The Cos case has been closed.
A Pennsylvania prosecutor announced Thursday that no charges will be filed against Bill Cosby stemming from a woman's accusation that he drugged and fondled her a year ago.
A monthlong investigation found that "insufficient credible and admissible evidence exists upon which any charge against Mr. Cosby could be sustained beyond a reasonable doubt," said Montgomery County District Attorney Bruce Castor in a statement. "A conviction...would be unattainable."
Cosby's accuser was a 31-year-old woman who met the entertainer through her former job at Temple University--his alma mater. She claims that, following dinner with others at a restaurant in January 2004, Cosby invited her back to his suburban Philadelphia home. While there, she complained of stress and tension and, she says, Cosby gave her some pills that made her dizzy. She alleges that he then touched her breasts and placed her hand on his genitals.
The woman, who has asked that her identity be kept secret, eventually quit her job at Temple and returned to her native Canada to attend massage school. She finally came forward to Canadian authorities on Jan. 13. The case was then transferred back to Pennsylvania.
Cosby, 67, maintained his innocence from the outset. "Mr. Cosby looks forward to moving on with his life," attorney Walter M. Phillips Jr. said in a brief statement Thursday.
Castor hinted last month that the yearlong delay between the purported groping and the accuser's allegation damaged her credibility. The woman also introduced Cosby to her parents some eight months after the alleged incident--another strike to her case.

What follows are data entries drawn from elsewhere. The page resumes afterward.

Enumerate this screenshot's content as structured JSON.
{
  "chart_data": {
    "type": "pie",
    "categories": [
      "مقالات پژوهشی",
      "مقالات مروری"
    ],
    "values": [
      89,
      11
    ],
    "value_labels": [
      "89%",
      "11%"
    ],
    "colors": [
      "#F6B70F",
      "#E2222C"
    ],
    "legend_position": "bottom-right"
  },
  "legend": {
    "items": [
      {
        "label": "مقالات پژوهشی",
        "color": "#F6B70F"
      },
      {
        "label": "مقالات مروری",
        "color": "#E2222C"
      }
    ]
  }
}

According to Thursday's statement, investigators spent the past weeks questioning Cosby, his accuser, their family, friends and coworkers, as well as Cosby's employees. Detectives also went through Cosby's home looking for possible evidence.
The D.A. said he even looked into past allegations that Cosby "behaved inappropriately--presumably including statements made last week to the Philadelphia Daily News by a model turned lawyer who claimed Cosby tried to drug and grope her 30 years ago. (Phillips said the comedian never heard of the woman and "the incident she describes did not happen.")

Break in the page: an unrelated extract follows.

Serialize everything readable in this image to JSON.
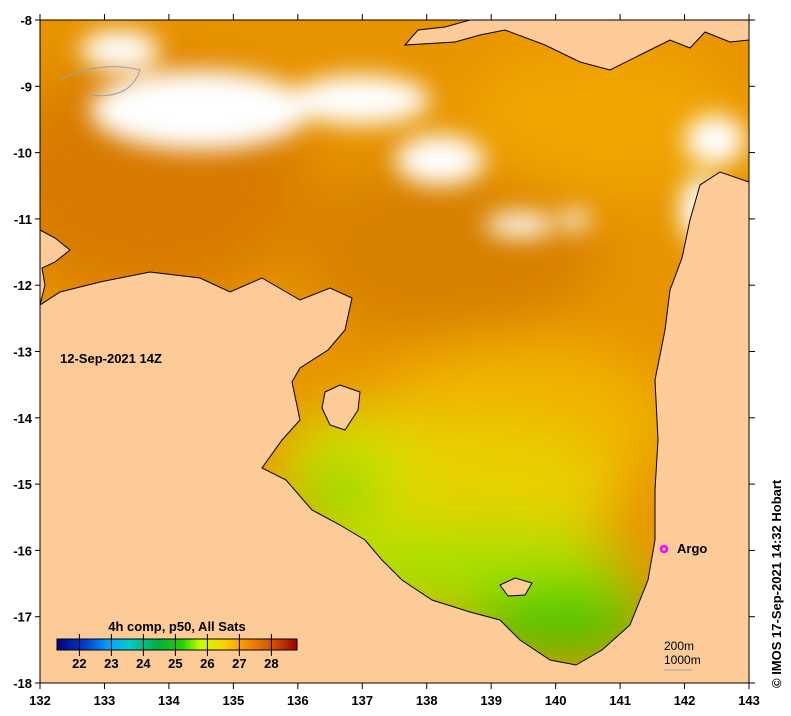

Cosby has been married to wife Camille for 41 years. In 1997, the erstwhile Cliff Huxtable did cop to CBS' Dan Rather to once having an affair in the 1970s but said had been faithful to Camille since then.
If there were enough evidence, Cosby would, at the worst, have faced a misdemeanor or low-level sexual-harassment count, according to Castor.
Dolores M. Troiani, the attorney for the accuser, slammed the D.A. for announcing his decision in a press release rather than informing her first, which she claims is required under state law. She also said she believes her client has a very strong case, including taped phone conversations between Cosby and his accuser.
Castor declined further comment, saying he didn't want to provide fodder for a civil suit, which requires a lower standard of proof. But he did encourage both parties to "resolve their dispute from this point forward with a minimum of public rhetoric."
Last month, the accuser's father told the Toronto Sun that the family didn't have plans for a lawsuit. "We're not in it for the money," the father told the newspaper. "Justice has to be served."